1. The best growth strategy for an entrepreneurial venture or a small business is a well-planned
one. What is your interpretation of this statement? Do you agree? Make two columns with one
column listing the reasons why this is a good description of a growth strategy and the other
listing reasons why it isn’t.
2. Why is it so difficult for many small business owners and entrepreneurs to raise the capital
needed to start, operate, and expand their ventures?
3. In the article evaluations, one of your classmates questioned whether small and family-owned
Do businesses really need to practice supply chain management? Is supply change management an
important activity for small and family-owned businesses?
4. What did you learn in/from this class? (small business management, the difference between an
entrepreneur and a small business owner, why is it important to have a business plan, type of
entity to choose…)
Case Analysis: A Fading Dream?
What recommendations would you make to the Greenbergs?
Ed and Nancy Greenberg, both retired school teachers, did what thousands of
Americans dream of doing every time they stay at a quaint bed and breakfast (B& B)

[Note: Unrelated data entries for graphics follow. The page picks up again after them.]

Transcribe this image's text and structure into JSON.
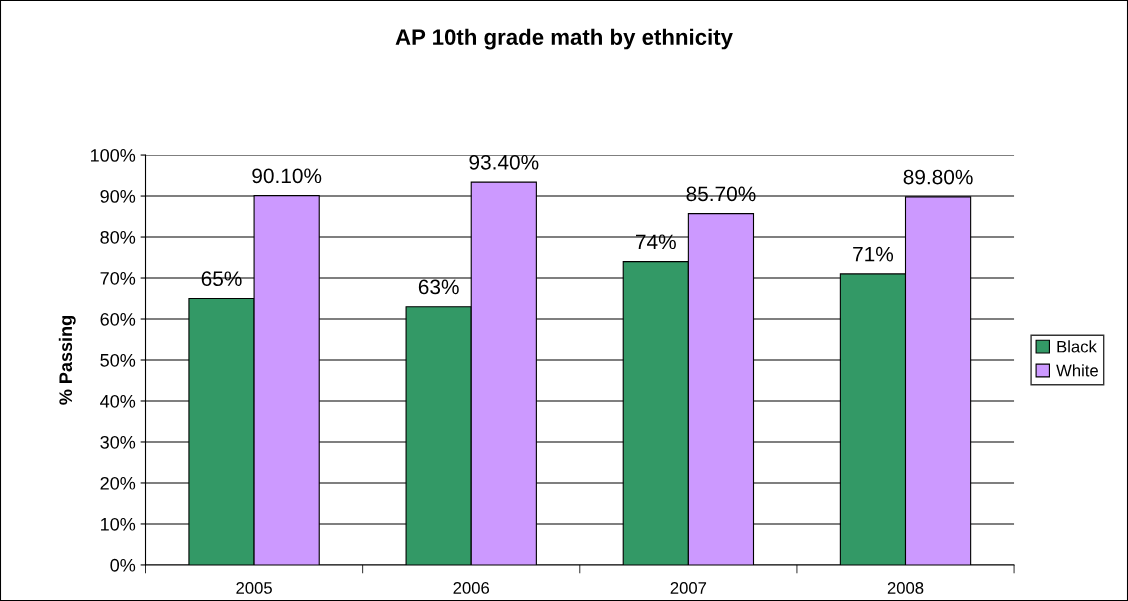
{
  "chart_data": {
    "type": "bar",
    "title": "AP 10th grade math by ethnicity",
    "ylabel": "% Passing",
    "categories": [
      "2005",
      "2006",
      "2007",
      "2008"
    ],
    "series": [
      {
        "name": "Black",
        "color": "#339966",
        "values": [
          65,
          63,
          74,
          71
        ],
        "value_labels": [
          "65%",
          "63%",
          "74%",
          "71%"
        ]
      },
      {
        "name": "White",
        "color": "#cc99ff",
        "values": [
          90.1,
          93.4,
          85.7,
          89.8
        ],
        "value_labels": [
          "90.10%",
          "93.40%",
          "85.70%",
          "89.80%"
        ]
      }
    ],
    "ylim": [
      0,
      100
    ],
    "yticks": [
      {
        "value": 0,
        "label": "0%"
      },
      {
        "value": 10,
        "label": "10%"
      },
      {
        "value": 20,
        "label": "20%"
      },
      {
        "value": 30,
        "label": "30%"
      },
      {
        "value": 40,
        "label": "40%"
      },
      {
        "value": 50,
        "label": "50%"
      },
      {
        "value": 60,
        "label": "60%"
      },
      {
        "value": 70,
        "label": "70%"
      },
      {
        "value": 80,
        "label": "80%"
      },
      {
        "value": 90,
        "label": "90%"
      },
      {
        "value": 100,
        "label": "100%"
      }
    ],
    "grid": "y",
    "legend": "right"
  }
}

inn: They took their pensions and bought an inn of their own. The Greenbergs own
and operate the Admiral Peary House, once the residence of the man who first
trekked to the North Pole and now a charming five-bedroom bed and breakfast inn
located in Fryeburg, Maine (population 1,580). Each newly remodeled room in the
circa 1865 house is spacious, with an adjoining sitting room and a private bath.

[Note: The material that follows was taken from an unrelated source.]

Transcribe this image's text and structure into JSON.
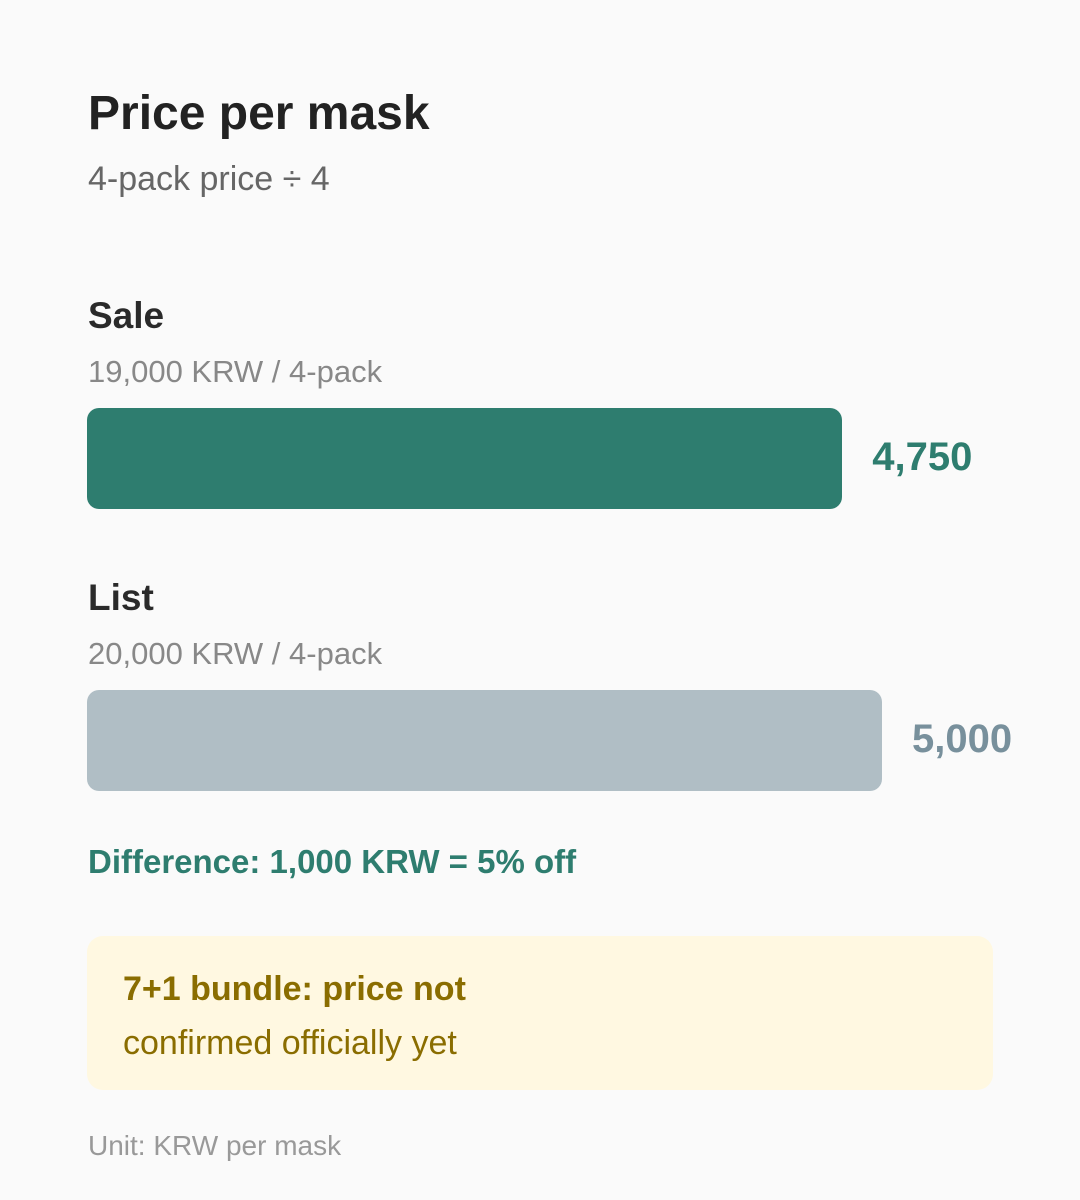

Amenities include a basket of toiletries, a journal for guests to write in, a free
homemade breakfast, and lots of individual attention. " People want B& Bs to be
personal," says Nancy. " Otherwise, they'd choose a hotel." Outside, guests can
enjoy an outdoor hot tub, clay tennis courts, nearby lakes and snow skiing, and a
golf course just 15 minutes away. Room rates vary from $70 to $118 per night,
depending on the season. (Rates are highest in the fall foliage season and are
lowest in the winter.)
Although sales have grown steadily since the inn opened, its occupancy rate
averages just 20 percent. By comparison, the typical New England inn's occupancy
rate is twice that of Admiral Peary. During a recent winter, business was so
slow (nonexistent) that the Greenbergs closed the inn and took a five-week Florida
vacation. Annual revenues for the inn have never exceeded $31,000; the average
in of this size produces revenues of $75,000 a year. The largest profit the
Greenbergs have earned is just $3,100, although industry studies suggest that a
B& B the size of Admiral Peary should be able to produce an annual profit of
about $37,000, more than ten times greater. The Greenbergs continue to live off of
their savings. "But we're pretty confident we'll make it," says Ed. "We're getting
very positive feedback from our guests, and we already have 34 reservations
booked for next summer and fall." Customer satisfaction appears to be high; about
40 percent of the Greenberg's business is from repeat customers, compared to an
average of just 17 percent for inns this size. For the past three years, the Admiral
Peary House has earned a " A+ Excellent" rating from the American Bed and
Breakfast Association, which grants such status to only 15 percent of its 470
members. The Greenbergs, who run the B& B without any employees, are
surprised by the low sales but admit that they did no research before moving to
Fryeburg to open the inn.
To attract customers, the Greenbergs rely on word-of-mouth referrals from existing
customers, brochures placed in six tourist information booths throughout Maine,
and ads touting their inn as a country oasis for travelers to Boston or Portland who
want to explore New England. Recently, the couple teamed up in a cooperative
advertising campaign with seven other inns to run an ad in an annual tourist
publication that drew about 20 reservations, they think. " We're not very careful
about keeping track of how our guests find us," Ed admits.
As their savings dwindle, the Greenbergs fear that they will be forced to close the
inn unless sales pick up within the next two years. " For now," says Ed, "we're
hanging on and hoping that the inn continues to grow slowly as word spreads."